Going going back to back to Calí Calí

Hello dear friends and loyal Shapiro Adventure readers!   Since we last wrote, we enjoyed one final day in Bogotá and we wanted to make it a good one, so we had a food tour of the central district.  Since our couchsurfing host, Edwin, works afternoons, we spent the morning with him then said goodbye at the bus station.  He headed to work and we went to the long distance bus station to buy our tickets before heading downtown.  We started by stopping at a cafe hoping to try the famed Chocolate Santafereño - unfortunately, this cafe didn't serve it and we got plain hot chocolate.  After consulting our Lonely Planet, we found a much smaller, more intimate location thay did serve Chocolate Santafereño and we got more than we bargained for.  It comes with the hot chocolate and a piece of cheese akin to mozarella that you drop into the hot chocolate as well as a cheese bread called almojabana and some buttered bread.

 While we enjoyed our melty cheesy drink, we filled up quite quickly and were not able to finish it all!  We met another traveller, a Californian currently living in New York, who was also enjoying Bogotá's food scene and had a pleasant conversation.  While digesting, we went to check out the Colombian Military Museum, home to several weapons, uniforms, and maps from the time of Colombia's independence from Spain to modern day.  Afterwards, we went to find a local restaurant famed for its Ajiaco, a local stew we had to try.  Two unfortunate things happened: the store was not open AND we lost our guide book!  Forunately, we were familar enough with the area to find another restaurant that served Ajiaco and later find our way back to the TransMilenio.  The ajiaco was amazing.  It's a potato stew with chicken, artichoke, capers, and corn with avocado and rice on the side.  It was so hearty, we decided to share a bowl and it was delicios amd filling.  We wandered a little more downtown, then headed back to the apartment to say goodbye to Abuelita and catch our bus.  We took a 9:30 pm bus and arrived the next morning in Calí.

Calí is famous for two things: their zoo and salsa dancing, and we had the chance to do both.  The zoo really is quite nice:  there are many types of animals from all over south and central America, including a video about ants, an aquarium, an aviary, a serpentarium and amphibean house, and a special primate house.  A white faced monkey tried to attack me, but luckily there was some strong glass or plastic between us.

 There were also some very small monkeys called Titis that remind me of the little flying creature from Captain Eo at Disneyland (withiut wings, obviously).  There were some local iguanas, wild, who were making a lovely home in the flamingo pond and the flamingos didn't seem to mind.  While the enclosures were sometimes a little small, they were set up very nicely so that patrons had an unobstructed view of the animals.

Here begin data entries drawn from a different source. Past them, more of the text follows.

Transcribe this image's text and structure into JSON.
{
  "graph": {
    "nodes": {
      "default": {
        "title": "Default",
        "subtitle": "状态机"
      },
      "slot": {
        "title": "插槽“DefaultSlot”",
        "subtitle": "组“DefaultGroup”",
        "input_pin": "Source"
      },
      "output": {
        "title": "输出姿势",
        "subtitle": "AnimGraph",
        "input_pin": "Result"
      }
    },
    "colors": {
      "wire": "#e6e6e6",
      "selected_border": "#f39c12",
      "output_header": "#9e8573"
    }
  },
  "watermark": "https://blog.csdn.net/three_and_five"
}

Saturday, we decided we wanted to take a salsa lesson before hitting up the salsatecas that night.  At first, our hostel recommended a teacher who would come to the hostal for our lesson, but he wanted 50,00 pesos which he lowered to 40,000 (28$ to 22$), but we decided we'd rather look for a group class that might be more affordable - remember, we're on a budget!  A girl who works at our hostal called around and found a studio that offered classes for just 3,000 pesos a person (less than $2).  We took a taxi ride to the studio, which is basically the living room of Bryan, a salsa dancer who won first place in last years' "Calí Salsa Festival".  There were no other students, so we got a private lesson anyway and in total, our cab rides and classes cost us less than half what the other teacher had wanted.  Bryan is definitely young and slightly inexperienced as a teacher, but he knows his salsa and we had a great time.  So much fun we decided to do a second class on Monday.  Calí salsa is faster and more complicated than the salsa we learned in Guatemala and we worked up quite a sweat.  At the end of our second lesson, we also learned a little bolero, a slower more stately dance similar to the tango.  Saturday evening we headed to a salsa club, but we were a little too intimidated to take a spin, so we enjyed a round of drinks while we watched the locals have a go.  Perhaps we'll try again tonight. While at the club, i was inspired to ask myself, quite frequently, that age old question, "Is he gay or Colombia?". I kid, but man, can those guys shake their hips!  Tomorrow we plan to see some historic sights in town and then the day after we'll head to Popayan - UNESCO's first city of gastronomy!